In North America Channel 71 was removed from television use in 1983; it was used by television stations in North America which broadcast on 812-818 MHz. In the United States, channels 70-83 served primarily as a "translator band" containing repeater transmitters to fill gaps in coverage for existing stations:
 WTPA-TV in Harrisburg, Pennsylvania moved from channel 71 to the former DuMont WCMB-TV frequency allocation (channel 27) in 1957. It now operates as WHTM-TV (ABC)
 WHCT-TV in Hartford, Connecticut moved from channel 71 to channel 18 and is now Univisión affiliate WUVN
 KAMR-TV (NBC Amarillo) rebroadcaster K71BK Gruver, Texas moved to K38BU channel 38.
 KATU (ABC Portland) rebroadcaster K71AJ Wasco, Oregon moved to K33CJ channel 33.

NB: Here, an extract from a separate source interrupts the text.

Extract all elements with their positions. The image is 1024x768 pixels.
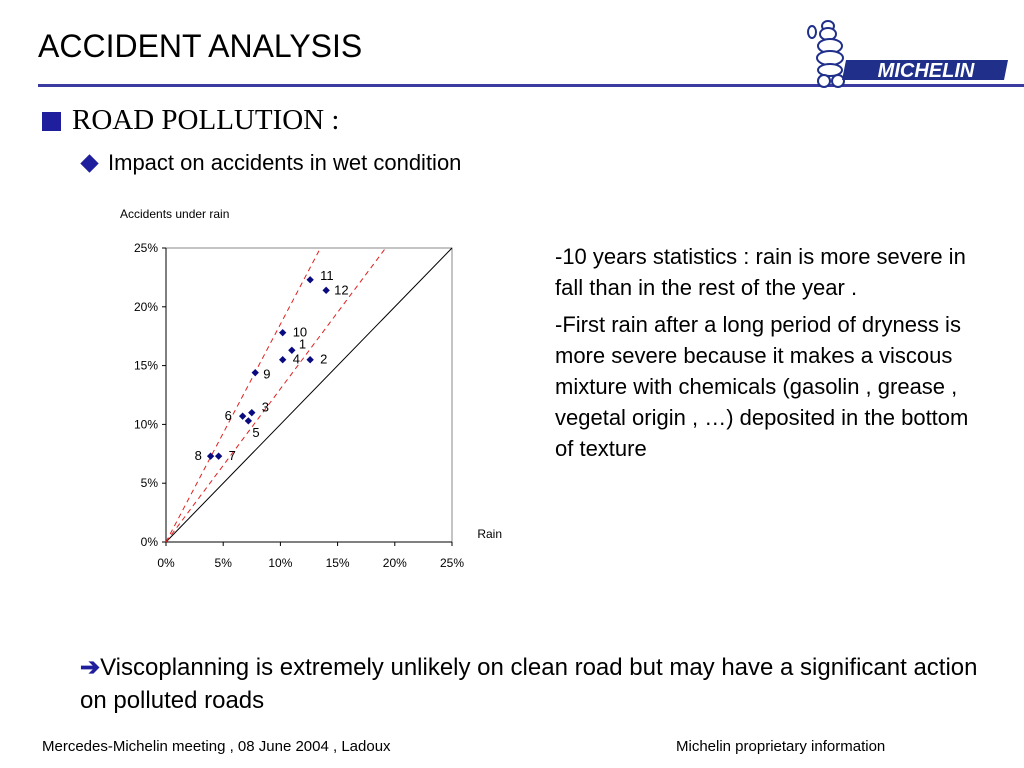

 KHQ-TV (NBC Spokane) rebroadcaster K71AQ Milton-Freewater, Oregon moved to K40FM channel 40.
 KIMA-TV (CBS Yakima) rebroadcaster K71AA Ellensburg, Washington was moved to K51BD channel 51.
 KOAA-TV (NBC Pueblo) rebroadcaster K71CB Springfield, Colorado was moved to K64CT channel 64.
 KOIN-TV (CBS Portland) rebroadcaster K71AV Florence, Oregon moved to K60DQ channel 60.
 KTVK (ABC Phoenix) rebroadcasters K71AB Blythe, California  and K71AD/K71CF Flagstaff, Arizona were moved to K24FA channel 24 and K54GI channel 54 respectively.
 KUED-TV (PBS Salt Lake City) rebroadcaster K71BH Milford, Utah moved to K07GY channel 7.
 KUTV (CBS Salt Lake City) rebroadcaster K71BR Price, Utah was moved to K02OT channel 2
 KVAL-TV (CBS Eugene) rebroadcaster K71AG Cottage Grove, Oregon moved to K58CT channel 58.